As Donna says, this just confirms things that we all sort of figured were going on, but this is quite an official acknowledgment. I wonder if there will be any followup action on the part of the US government.Donna Wentworth @ EFF: Deep LinksIt's Official: TSA Lied
Two government reports confirm what EFF and other privacy advocacy organizations have long known: the Transportation Security Administration (TSA) lied about its role in using airline passengers as guinea pigs for testing "Secure Flight" - the latest version of a fundamentally flawed passenger-profiling system for screening terrorists. And not only did TSA lie, it lied repeatedly, to everyone.
A DHS report [PDF], released this past Friday, reveals that TSA misled individuals, the press, and Congress in 2003 and 2004. A GAO report [PDF], released Monday, also shows that Secure Flight has failed to meet 9 out 10 conditions the GAO set for giving the program the go-ahead. These conditions include providing adequate protection for passengers' privacy and ensuring the accuracy of the data it would use to classify people as terrorist risks.
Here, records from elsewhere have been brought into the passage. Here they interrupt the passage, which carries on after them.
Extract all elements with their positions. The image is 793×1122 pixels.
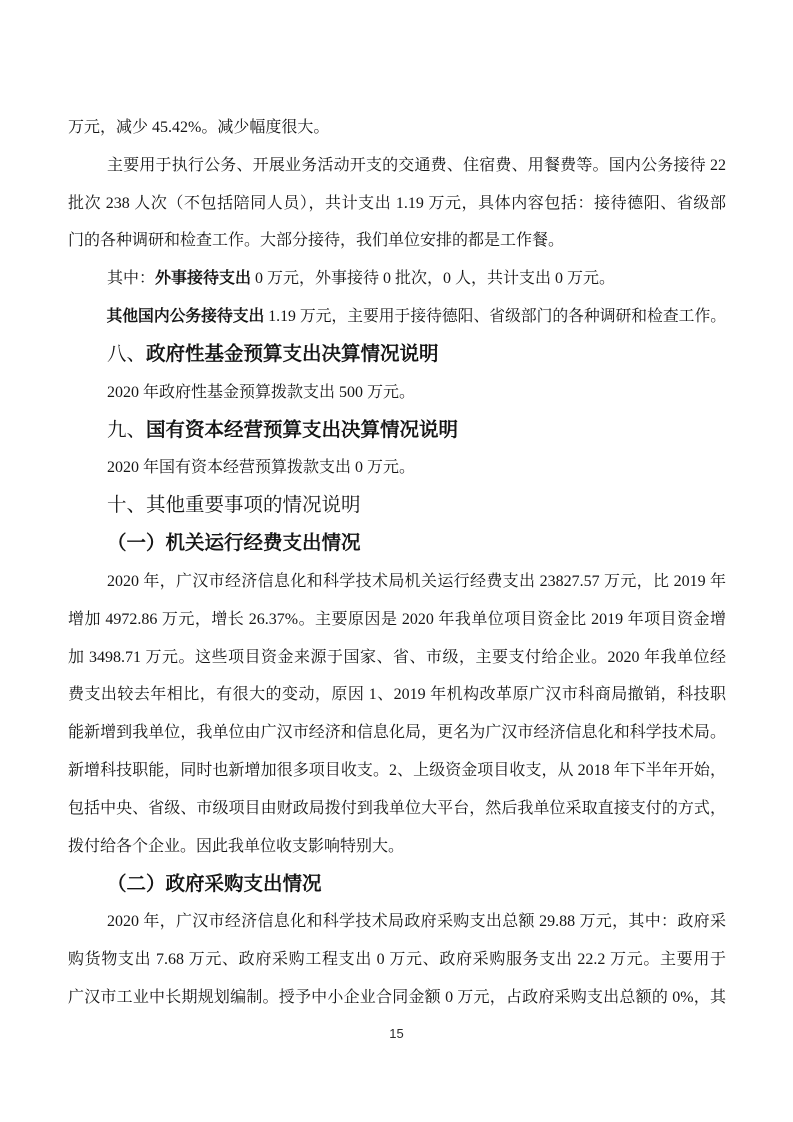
text-run: 其中： bbox=[107, 270, 155, 287]
text-line: 八、政府性基金预算支出决算情况说明 bbox=[68, 336, 726, 374]
text-line: 加 3498.71 万元。这些项目资金来源于国家、省、市级，主要支付给企业。20… bbox=[68, 639, 726, 677]
text-line: 其他国内公务接待支出 1.19 万元，主要用于接待德阳、省级部门的各种调研和检查… bbox=[68, 298, 717, 336]
text-run: 万元，减少 45.42%。减少幅度很大。 bbox=[68, 119, 329, 136]
text-run: 八、 bbox=[107, 344, 146, 365]
text-run: 加 3498.71 万元。这些项目资金来源于国家、省、市级，主要支付给企业。20… bbox=[68, 649, 726, 666]
text-run: 2020 年，广汉市经济信息化和科学技术局机关运行经费支出 23827.57 万… bbox=[107, 573, 726, 590]
text-run: 0 万元，外事接待 0 批次，0 人，共计支出 0 万元。 bbox=[251, 270, 615, 287]
text-run: 其他国内公务接待支出 bbox=[106, 308, 264, 325]
text-line: 主要用于执行公务、开展业务活动开支的交通费、住宿费、用餐费等。国内公务接待 22 bbox=[68, 147, 726, 185]
text-run: 费支出较去年相比，有很大的变动，原因 1、2019 年机构改革原广汉市科商局撤销… bbox=[68, 686, 726, 703]
text-line: 九、国有资本经营预算支出决算情况说明 bbox=[68, 412, 726, 450]
text-run: 外事接待支出 bbox=[155, 270, 251, 287]
text-line: （一）机关运行经费支出情况 bbox=[68, 525, 726, 563]
text-line: 2020 年国有资本经营预算拨款支出 0 万元。 bbox=[68, 449, 726, 487]
text-run: 新增科技职能，同时也新增加很多项目收支。2、上级资金项目收支，从 2018 年下… bbox=[68, 762, 726, 779]
text-line: 费支出较去年相比，有很大的变动，原因 1、2019 年机构改革原广汉市科商局撤销… bbox=[68, 676, 726, 714]
text-run: （一）机关运行经费支出情况 bbox=[107, 533, 361, 554]
text-run: 九、 bbox=[107, 420, 146, 441]
text-line: 批次 238 人次（不包括陪同人员），共计支出 1.19 万元，具体内容包括：接… bbox=[68, 185, 726, 223]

Passenger records contain detailed personal information, such as your name, address, phone number, travel itinerary -- even your credit card number. Yet the DHS report says TSA shared passenger information with outside contractors while neglecting to "inquire whether the data used by the vendors had been returned or destroyed."
"This is worse than ChoicePoint," says EFF Senior Privacy Attorney Lee Tien. "It reflects an attitude toward the privacy of Americans that falls well below what people are up in arms about in the commercial data industry. These people have a public trust and they're abusing it."
The US doesn't have a monopoly on this stuff of course. I've been fighting very hard for privacy in Japan. What we ended up with was a privacy bill that allows the government to strictly enforce privacy rules for businesses, but leaves the government quite free and exempt from similar oversight, focusing more on the "ethics of civil servants." Of course there is also a carve out for "the media" so they don't scream about it too much. Unfortunately, in the case of the Japanese privacy bill, "the media" includes only TV and newspapers and not magazines and of course not bloggers. Although I agree that privacy violations by businesses is a problem and a threat, I'm still much more concerned about abuse by governments, particularly when there isn't a good oversight process. The US is lucky it has the GAO.